Here are four crucial ones.
1. Fuel economy standards: Motor vehicles generate about one-fourth of all carbon dioxide emitted into the atmosphere in the United States, according to the Union of Concerned Scientists. Controlling the emission of carbon dioxide, the chief cause of climate change, will require a reduction in the amount of fuel used.
Which candidate advocates that we drive less and rely more on mass transit?
Which one insists that we improve fuel economy standards and plug a loophole that holds light trucks and some SUVs to a lower standard?
And which one wants to invest in new technologies and renewable fuels and support electric, hybrid and fuel-cell cars?
2. Reducing our reliance on and eventually ending our use of coal to generate electricity. Electricity generation is responsible for about 40 percent of fossil-fuel-generated carbon dioxide, with coal making up about half of the total, according to the Environmental Protection Agency.
Which candidate has a plan for reducing the use of coal?

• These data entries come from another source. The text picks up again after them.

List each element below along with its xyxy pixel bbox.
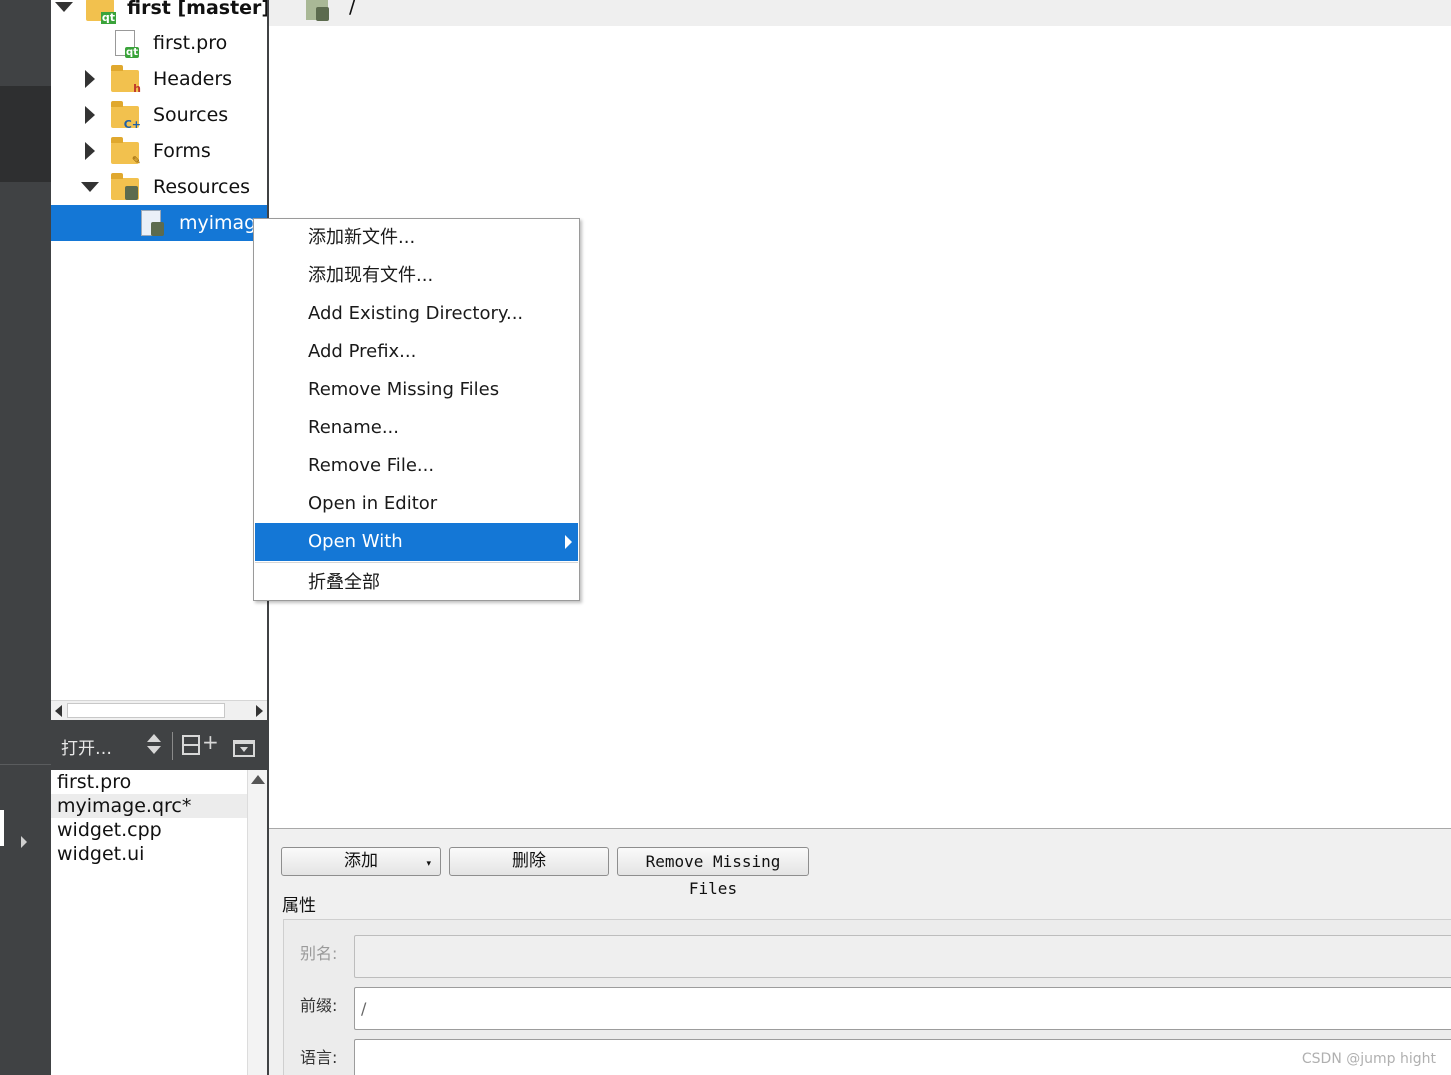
documents-vertical-scrollbar[interactable] xyxy=(247,770,268,1075)
open-documents-list: first.pro myimage.qrc* widget.cpp widget… xyxy=(51,770,268,1075)
resources-folder-icon xyxy=(111,173,139,200)
scroll-up-icon[interactable] xyxy=(251,775,265,784)
properties-heading: 属性 xyxy=(282,896,316,916)
open-documents-title[interactable]: 打开… xyxy=(61,734,112,759)
project-tree: qt first [master] qt first.pro h Headers… xyxy=(51,0,268,720)
scroll-left-icon[interactable] xyxy=(55,705,62,717)
dropdown-arrow-icon: ▾ xyxy=(426,859,431,869)
forms-folder-icon: ✎ xyxy=(111,137,141,167)
add-button[interactable]: 添加 ▾ xyxy=(281,847,441,876)
menu-item-open-in-editor[interactable]: Open in Editor xyxy=(255,485,578,523)
expand-arrow-icon[interactable] xyxy=(85,106,95,124)
qrc-file-icon xyxy=(141,210,164,236)
tree-item-label: Headers xyxy=(153,68,233,90)
list-item[interactable]: widget.ui xyxy=(51,842,247,866)
tree-horizontal-scrollbar[interactable] xyxy=(51,700,268,720)
list-item[interactable]: myimage.qrc* xyxy=(51,794,247,818)
qt-pro-file-icon: qt xyxy=(115,30,139,58)
tree-item-resources[interactable]: Resources xyxy=(51,169,268,205)
prefix-path: / xyxy=(349,0,356,18)
tree-item-label: Sources xyxy=(153,104,229,126)
submenu-arrow-icon xyxy=(565,535,572,549)
sidebar-divider xyxy=(0,764,51,765)
menu-item-rename[interactable]: Rename... xyxy=(255,409,578,447)
collapse-arrow-icon[interactable] xyxy=(55,2,73,12)
menu-separator xyxy=(255,562,578,563)
prefix-field[interactable]: / xyxy=(354,987,1451,1030)
collapse-arrow-icon[interactable] xyxy=(81,182,99,192)
expand-arrow-icon[interactable] xyxy=(85,70,95,88)
scrollbar-thumb[interactable] xyxy=(67,703,225,718)
sort-updown-icon[interactable] xyxy=(147,734,161,756)
language-field[interactable] xyxy=(354,1039,1451,1075)
menu-item-remove-missing-files[interactable]: Remove Missing Files xyxy=(255,371,578,409)
qt-project-folder-icon: qt xyxy=(86,0,116,24)
language-label: 语言: xyxy=(300,1048,338,1067)
remove-missing-files-label: Remove Missing Files xyxy=(645,852,781,898)
add-split-icon[interactable]: + xyxy=(202,730,219,754)
menu-item-add-prefix[interactable]: Add Prefix... xyxy=(255,333,578,371)
watermark: CSDN @jump hight xyxy=(1301,1051,1436,1067)
menu-item-label: Open With xyxy=(308,531,403,552)
menu-item-collapse-all[interactable]: 折叠全部 xyxy=(255,564,578,602)
tree-item-first-pro[interactable]: qt first.pro xyxy=(51,25,268,61)
remove-missing-files-button[interactable]: Remove Missing Files xyxy=(617,847,809,898)
properties-group: 别名: 前缀: / 语言: xyxy=(283,919,1451,1075)
tree-item-label: Forms xyxy=(153,140,211,162)
remove-button-label: 删除 xyxy=(512,851,546,871)
tree-item-forms[interactable]: ✎ Forms xyxy=(51,133,268,169)
expand-arrow-icon[interactable] xyxy=(85,142,95,160)
remove-button[interactable]: 删除 xyxy=(449,847,609,876)
add-button-label: 添加 xyxy=(344,851,378,871)
alias-label: 别名: xyxy=(300,944,338,963)
alias-field[interactable] xyxy=(354,935,1451,978)
prefix-label: 前缀: xyxy=(300,996,338,1015)
mode-sidebar xyxy=(0,0,51,1075)
toolbar-divider xyxy=(172,732,173,760)
expand-arrow-icon[interactable] xyxy=(21,836,27,848)
prefix-icon xyxy=(306,0,329,21)
tree-item-label: first.pro xyxy=(153,32,228,54)
list-item[interactable]: widget.cpp xyxy=(51,818,247,842)
tree-item-label: Resources xyxy=(153,176,251,198)
menu-item-add-existing-files[interactable]: 添加现有文件... xyxy=(255,257,578,295)
active-mode-indicator[interactable] xyxy=(0,86,51,182)
context-menu: 添加新文件... 添加现有文件... Add Existing Director… xyxy=(253,218,580,601)
open-documents-toolbar: 打开… + xyxy=(51,720,268,770)
menu-item-add-new-file[interactable]: 添加新文件... xyxy=(255,219,578,257)
list-item[interactable]: first.pro xyxy=(51,770,247,794)
menu-item-remove-file[interactable]: Remove File... xyxy=(255,447,578,485)
tree-item-label: first [master] xyxy=(127,0,268,19)
headers-folder-icon: h xyxy=(111,65,141,95)
scroll-right-icon[interactable] xyxy=(256,705,263,717)
resource-prefix-row[interactable]: / xyxy=(269,0,1451,26)
split-view-icon[interactable] xyxy=(182,735,200,755)
resource-editor-pane: 添加 ▾ 删除 Remove Missing Files 属性 别名: 前缀: … xyxy=(269,828,1451,1075)
tree-item-headers[interactable]: h Headers xyxy=(51,61,268,97)
menu-item-open-with[interactable]: Open With xyxy=(255,523,578,561)
run-target-marker xyxy=(0,810,4,846)
sources-folder-icon: C+ xyxy=(111,101,141,131)
close-panel-icon[interactable] xyxy=(233,740,255,757)
tree-item-myimage-qrc[interactable]: myimage.qrc xyxy=(51,205,268,241)
tree-item-sources[interactable]: C+ Sources xyxy=(51,97,268,133)
tree-item-project-root[interactable]: qt first [master] xyxy=(51,0,268,26)
menu-item-add-existing-directory[interactable]: Add Existing Directory... xyxy=(255,295,578,333)
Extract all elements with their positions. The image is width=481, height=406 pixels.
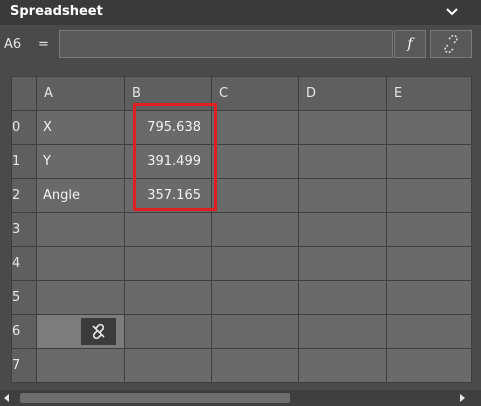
cell-d4[interactable] [298, 246, 387, 281]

3. Nuclear power. This is being sold as a trendy alternative to fossil fuels, because nuclear power does not produce greenhouse gases. But nuclear power plants do produce radiation and pose significant safety issues. What’s more, “nuclear power costs substantially more than electricity made from wind, coal, oil or natural gas,” because of high capital costs and debt, according to the environmental writer Mark Hertsgaard in an article in the San Francisco Chronicle in 2005. Nuclear power is “seven times less cost-effective at displacing carbon” than energy efficiency, he added.
Which candidate sees through the propaganda about nuclear power?
4. Land use and deforestation. The steady loss of forested land accelerates climate change because forests store carbon and slow its emission into the atmosphere. American forests function as “net carbon sinks,” meaning they store more carbon than they allow into the atmosphere, notes the Union of Concerned Scientists. Preserving forested land, therefore, could help reduce net carbon emissions especially if the United States can assist tropical nations in their preservation efforts.
Which candidate best understands the need to preserve forests?
Unfortunately, no single candidate has a perfect score on all these environmental questions.
This Earth Day, the press should demand answers from the candidates so that voters can make an informed choice on this vital issue.